Le chapitre V de ce livre explicite la thèse qui pourrait servir de base théologique au thème de la théologie politique : « Dans la foi, les chrétiens accomplissent la memoria passionis, mortis et resurrectionis Jesu Christi ; croyants ils se souviennent du testament de son amour : la domination de Dieu parmi les hommes y apparaît précisément du fait que la domination entre hommes y est d’entrée de jeu écartée, que Jésus s’est reconnu lui-même dans les gens obscurs, les exclus, les opprimés, et qu’il annonçait ainsi la domination de Dieu à venir comme force libératrice d’un amour sans réserve » (p. 109). Là s’enracine le véritable esprit de la réforme ecclésiale. L’Église, marchant à la suite de Jésus se doit d’être proche des minorités oubliées et opprimées de la société.

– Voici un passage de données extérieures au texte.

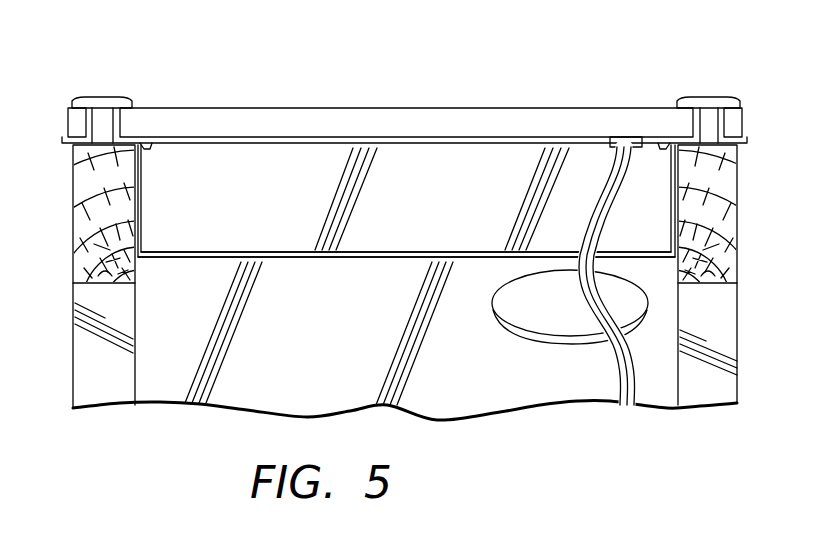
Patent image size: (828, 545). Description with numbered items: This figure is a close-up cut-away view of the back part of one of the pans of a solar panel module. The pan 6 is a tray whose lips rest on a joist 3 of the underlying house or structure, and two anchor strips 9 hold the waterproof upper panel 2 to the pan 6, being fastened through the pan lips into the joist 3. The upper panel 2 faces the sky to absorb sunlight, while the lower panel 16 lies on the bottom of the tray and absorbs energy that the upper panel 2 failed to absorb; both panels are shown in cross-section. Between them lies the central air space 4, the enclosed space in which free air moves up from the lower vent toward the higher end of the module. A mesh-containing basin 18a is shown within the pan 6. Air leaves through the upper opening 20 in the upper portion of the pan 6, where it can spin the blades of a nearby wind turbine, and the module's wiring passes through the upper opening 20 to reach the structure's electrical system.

The upper panel 2 is at (451, 108).
The joist 3 is at (73, 219).
The central air space 4 is at (302, 176).
The pan 6 is at (207, 136).
The anchor strips 9 is at (100, 97).
The lower panel 16 is at (405, 250).
The mesh-containing basin 18a is at (141, 207).
The upper opening 20 is at (535, 344).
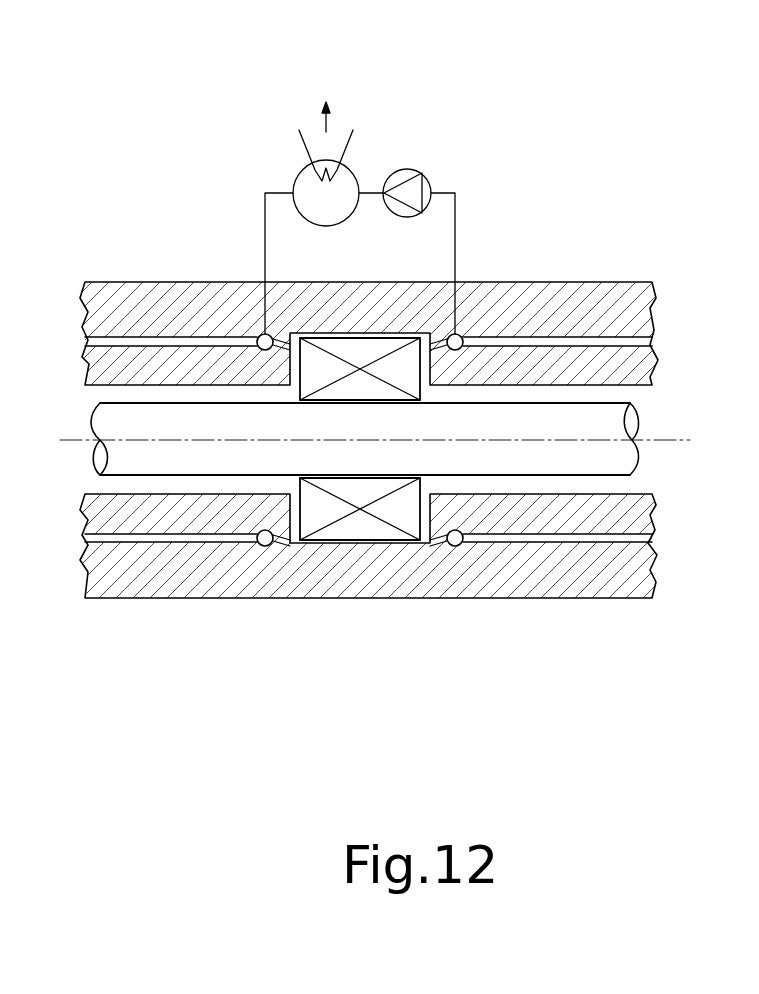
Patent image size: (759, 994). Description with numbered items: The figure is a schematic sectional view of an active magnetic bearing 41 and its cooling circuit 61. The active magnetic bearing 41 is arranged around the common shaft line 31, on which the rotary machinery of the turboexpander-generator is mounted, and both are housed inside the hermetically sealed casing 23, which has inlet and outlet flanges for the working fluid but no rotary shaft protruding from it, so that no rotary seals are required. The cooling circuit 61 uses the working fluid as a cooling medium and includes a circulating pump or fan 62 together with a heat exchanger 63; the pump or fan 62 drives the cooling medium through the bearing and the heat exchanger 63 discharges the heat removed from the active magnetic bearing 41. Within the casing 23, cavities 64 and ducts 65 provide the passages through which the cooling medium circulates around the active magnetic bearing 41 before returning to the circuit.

The hermetically sealed casing 23 is at (588, 587).
The common shaft line 31 is at (610, 418).
The active magnetic bearing 41 is at (390, 533).
The cooling circuit 61 is at (517, 167).
The circulating pump or fan 62 is at (428, 180).
The heat exchanger 63 is at (340, 227).
The cavities 64 is at (282, 533).
The ducts 65 is at (613, 538).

• En 2012, un ouvrage Espérer envers et contre tout, Salvator, réunissait deux voix, celle du théologien Metz et celle d’Élie Wiesel, rescapé de la Shoah. Ce livre n’est pas un livre de dialogue mais les deux hommes sont interrogés successivement sur leur parcours et sur la manière dont ils ont affronté les questions théologiques qui se posent à propos d’Auschwitz. Comment continuer de croire en l’homme en sachant ce dont il est capable ? La foi qu’elle soit juive ou chrétienne, est-elle encore possible ? Cet ouvrage est une bonne introduction à la pensée du théologien Metz. Metz a eu le souci de penser la théologie après la Shoah. Il considérait qu’Auschwitz signale une horreur pour laquelle la théologie n’a trouvé aucun langage, une horreur qui fait éclater toute l’assurance théologique du discours chrétien. C’est un théologien à ne pas oublier compte tenu de l’actualité de notre monde.